If the Fates Allow: A Short Story(9)
Reagan was fine.
“Reagan . . .”
She was fine. She was alive. She was lucky.
“You’re crying,” he said, loosening his arm, letting go of her elbow. “I’m sorry . . .”
“No.” She shook her head. “It’s not . . .” She didn’t have the rest of that sentence. She was at a loss for everything. Mason was just standing there, with Reagan’s hand holding his collar. She pushed her face into his shoulder.
“All right,” he said, touching her back again gently. “It’s okay.”
It wasn’t. It maybe never would be. Reagan was crying like . . . like she was someone else. Someone she’d judge too harshly to pity.
“All right,” Mason was whispering.
Reagan let go of his collar. She lifted her head. She looked up at his face. She didn’t remember him from high school. She shook her head but couldn’t find anything useful in it.
She took a step away from him and thought about apologizing, but she wasn’t sure how. She ran back toward the house, past the deck and around the front.
When she rang the doorbell, her grandpa answered it.
Christmas 2021
The house was full of Reagan’s relatives.
It still felt surreal to Reagan, to be this close to people. It still felt unsafe.
But her grandfather had decided it was probably as safe as it was going to get. Half the family was vaccinated, he argued, and the other half had already had Covid—a few of them had had both. “I’m tired of waiting for it to get better, honey. It feels like we should all get together before it gets worse.”
Grandpa had just gotten his booster shot, and he was feeling invincible.
Reagan couldn’t imagine that feeling.
She’d spent too much of the last two years feeling paranoid and vulnerable. She’d gotten through Thanksgiving at her mom’s house by sitting next to an open window. And she got through most other social situations by avoiding them. She was still working remotely, by choice. And she still used the drive-up lane for groceries.
She’d tried going out with her friends a few times, this summer, when the future had felt brighter—but even then, it was hard not to look around a crowded bar and wonder how everyone there had spent the last year. Had they been the ones making it all worse?
Her friends said she was bitter. Levi said she had PTSD.
“I’m not so sure about that P,” Reagan told him. (Easy for Levi to shrug it all off. He was surrounded by fresh air and bison.) Her family wouldn’t even talk to her about Covid anymore. Reagan’s sister Caitlin had been down for about two months this spring, and she was still having trouble climbing stairs—but she’d told Reagan to stop checking in with her. “I can feel you judging me.”
Reagan didn’t know how to tell her sister that she only sort of judged her. That she wished Caitlin had been more careful, but that she also didn’t believe that being careful was enough. And more than all that, she was just worried about her. She was constantly worried about all of them.
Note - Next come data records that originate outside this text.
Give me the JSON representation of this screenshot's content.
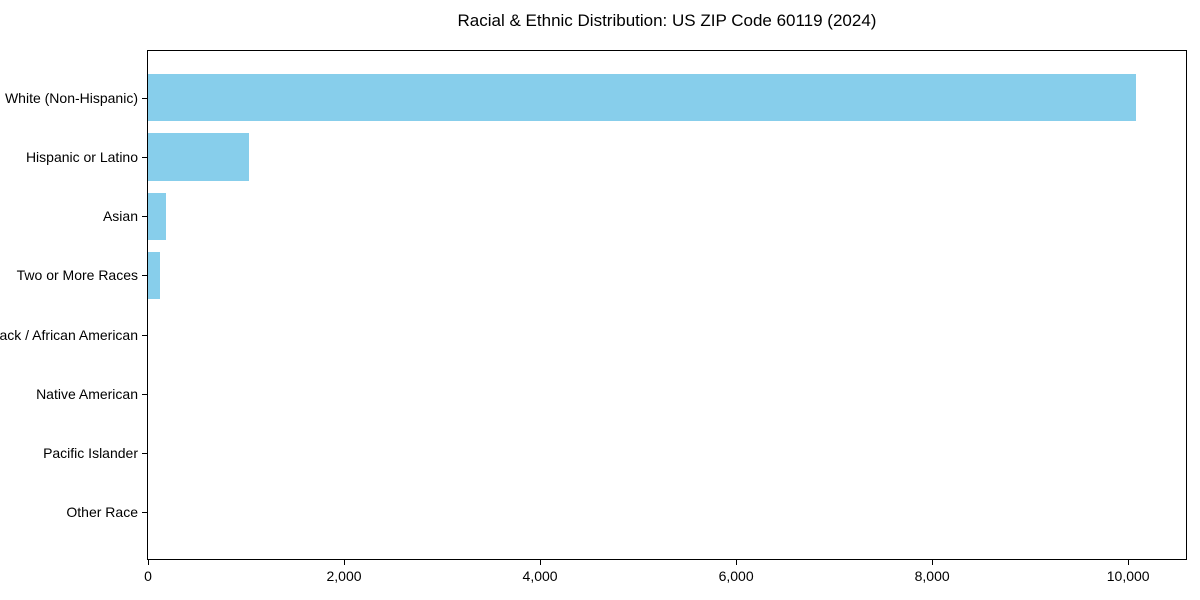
{
  "chart_data": {
    "type": "bar",
    "orientation": "horizontal",
    "title": "Racial & Ethnic Distribution: US ZIP Code 60119 (2024)",
    "categories": [
      "White (Non-Hispanic)",
      "Hispanic or Latino",
      "Asian",
      "Two or More Races",
      "Black / African American",
      "Native American",
      "Pacific Islander",
      "Other Race"
    ],
    "values": [
      10080,
      1030,
      180,
      120,
      0,
      0,
      0,
      0
    ],
    "xlabel": "",
    "ylabel": "",
    "xlim": [
      0,
      10590
    ],
    "x_ticks": [
      0,
      2000,
      4000,
      6000,
      8000,
      10000
    ],
    "x_tick_labels": [
      "0",
      "2,000",
      "4,000",
      "6,000",
      "8,000",
      "10,000"
    ],
    "bar_color": "#87CEEB",
    "text_color": "#000000",
    "grid": false,
    "legend": false
  }
}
Reagan’s mother had called the week before Christmas to make sure Reagan was coming home. “You worry too much,” her mom said. “The CDC says the risk for vaccinated people—”
Reagan had cut her off. “Oh, the CDC . . .”
“Sometimes I think you don’t want to get back to normal, Reagan. Sometimes I think you like it better this way.”
Sometimes Reagan agreed with her.
But Reagan had made the drive out to Arnold, anyway. She’d even come a day early to carry the folding chairs up from Grandpa’s basement and to wash all the not-quite-china. And here she was, sitting at a table crowded with family—and even more crowded with food. (She’d claimed a chair at the grown-ups’ table without consulting anyone. Her thirty-eight-year-old brother was at one of the kids’ tables, and Reagan didn’t feel a tiny bit bad about it.) She was sitting between her mom and her aunt, facing the window that looked out on the house next door. Reagan had spent the last twenty-four hours not looking in that direction, but now she was stuck.
The neighbors had a full house today, too; the street outside was bumper-to-bumper trucks and SUVs. The two houses were set so close that Reagan could see right into the neighbor’s dining room. She could see people sitting at the table . . .
She could see Mason staring right at her.
Reagan froze.
He was smiling at her. His gentle little chipmunk smile. He slowly raised a hand and moved his fingers to wave. Reagan nodded, but she wasn’t sure he’d see it, so she raised her hand, too, then quickly put it back under the table.
“Who are you waving at?” her mom asked.
“One of the kids next door.”
“We should close those curtains.” Her mom flagged down one of the great-grandkids who was walking by the window. “Grace, close those curtains.”
“Leave them open,” Reagan’s grandpa said. “This isn’t a funeral.”
“Dad, the McCrackens are watching us eat.”
“They aren’t watching us eat. They’ve got satellite TV over there. They’ve got better things to do.”
Reagan avoided the window for the rest of the meal. The few times she glanced up, Mason was sitting there, probably talking to someone; it was hard to tell. Then she glanced up again, and someone else was sitting there. She relaxed a little after that.